Dreamer, silly little dreamer, can you put your hands in your head oh no("Dreamer", Supertramp)

Those who wish to engage in Coffee Shop Logic and ponder the great mysteries of neuroscience and psychology will do well to heed the following.


A Buddhist Master was seeking a replacement for his monastery so he asked all the most promising monks to provide an explanation as to why they should take over his role. Many came forth with erudite accounts of Buddhist scriptures and principles. Then one monk came up to him and silently proffered a single flower. He got the job.


One day the Zen master Hakuin was teaching a teenage girl from the the local village a particularly difficult sutra. After he finished explaining it she asked if he could explain it again. As Hakuin commenced to recount his explanation the girl, without saying a word, stood up and left the room. Hakuin burst out laughing and exclaimed, "I've made a fool of by this girl!".


"We may differ in what we know but in our infinite ignorance we are all equal." (Karl Popper)

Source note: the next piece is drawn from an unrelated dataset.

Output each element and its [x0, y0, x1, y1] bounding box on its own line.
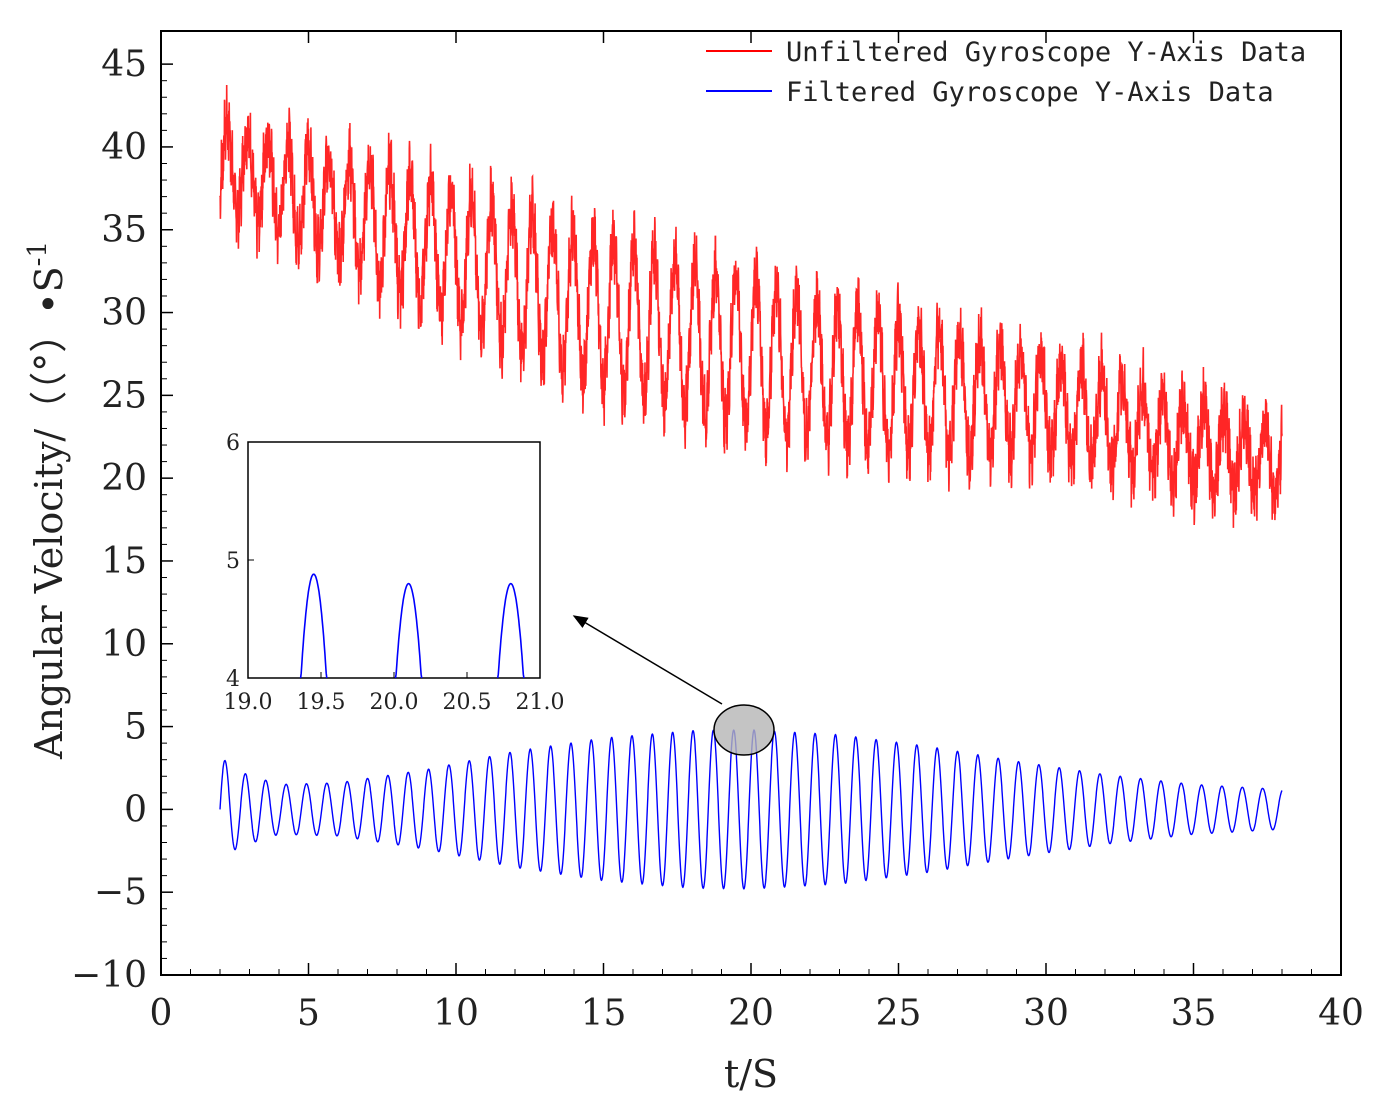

There is nothing intrinsically wrong with Coffee Shop Logic but it must always be exercised with the recognition that we are engaging in an "adventurous explanation" rather than a rigourous analysis. Sadly Coffee Shop Logic is all too often mistaken as "good thinking". It is nothing of the kind, I typically engage in it to help me get to sleep or when taking cheap shots at people on blogs. Now that is fun. If blogs are indicative of the general state of human intelligence we are in big trouble.

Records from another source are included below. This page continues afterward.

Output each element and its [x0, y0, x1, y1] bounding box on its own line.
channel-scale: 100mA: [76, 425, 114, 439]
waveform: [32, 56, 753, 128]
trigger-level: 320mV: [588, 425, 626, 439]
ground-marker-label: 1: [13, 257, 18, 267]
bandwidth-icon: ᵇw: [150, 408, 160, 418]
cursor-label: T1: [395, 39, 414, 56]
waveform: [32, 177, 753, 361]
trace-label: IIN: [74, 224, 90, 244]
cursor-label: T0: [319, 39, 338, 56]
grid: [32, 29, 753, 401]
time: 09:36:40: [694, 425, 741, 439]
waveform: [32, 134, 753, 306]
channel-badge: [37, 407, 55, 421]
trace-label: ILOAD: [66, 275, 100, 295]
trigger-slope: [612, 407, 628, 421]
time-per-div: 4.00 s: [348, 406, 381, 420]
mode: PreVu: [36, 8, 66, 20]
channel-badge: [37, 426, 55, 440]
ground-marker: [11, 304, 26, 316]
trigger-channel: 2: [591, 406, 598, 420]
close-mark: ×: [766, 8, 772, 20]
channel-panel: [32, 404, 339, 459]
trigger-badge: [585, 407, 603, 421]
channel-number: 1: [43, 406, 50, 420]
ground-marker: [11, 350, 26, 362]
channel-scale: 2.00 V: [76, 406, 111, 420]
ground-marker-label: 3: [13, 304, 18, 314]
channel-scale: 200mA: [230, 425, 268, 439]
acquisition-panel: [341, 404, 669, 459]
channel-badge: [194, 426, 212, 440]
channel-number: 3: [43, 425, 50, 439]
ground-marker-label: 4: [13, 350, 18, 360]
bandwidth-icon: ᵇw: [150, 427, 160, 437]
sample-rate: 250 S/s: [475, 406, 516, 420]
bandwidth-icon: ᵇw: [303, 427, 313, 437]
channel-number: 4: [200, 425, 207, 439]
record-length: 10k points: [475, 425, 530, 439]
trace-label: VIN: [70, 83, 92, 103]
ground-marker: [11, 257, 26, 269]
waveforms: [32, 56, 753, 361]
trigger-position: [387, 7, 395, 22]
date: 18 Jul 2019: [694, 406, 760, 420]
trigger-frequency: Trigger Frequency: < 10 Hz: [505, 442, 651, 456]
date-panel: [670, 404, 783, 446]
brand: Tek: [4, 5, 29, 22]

There are many other statements by Mr. Atrens that are contemptible and foolish but I've wasted enough time on this. At present my focus is on an intra-cellular process, autophagy, and how this relates to preserving neural health and enhancing longevity. I have a great deal of work to do here and consider those investigations far more valuable than wasting my time addressing the failures of Coffee Shop Logic.

Mr Atrens is a Reader Emeritus in Psychobiology at the University of Sydney. That Doofus of Inter-Galactic proportions, Tom Cruise, will love Mr. Atrens. I advise Mr. Atrens to become a spokesman for the Scientologists.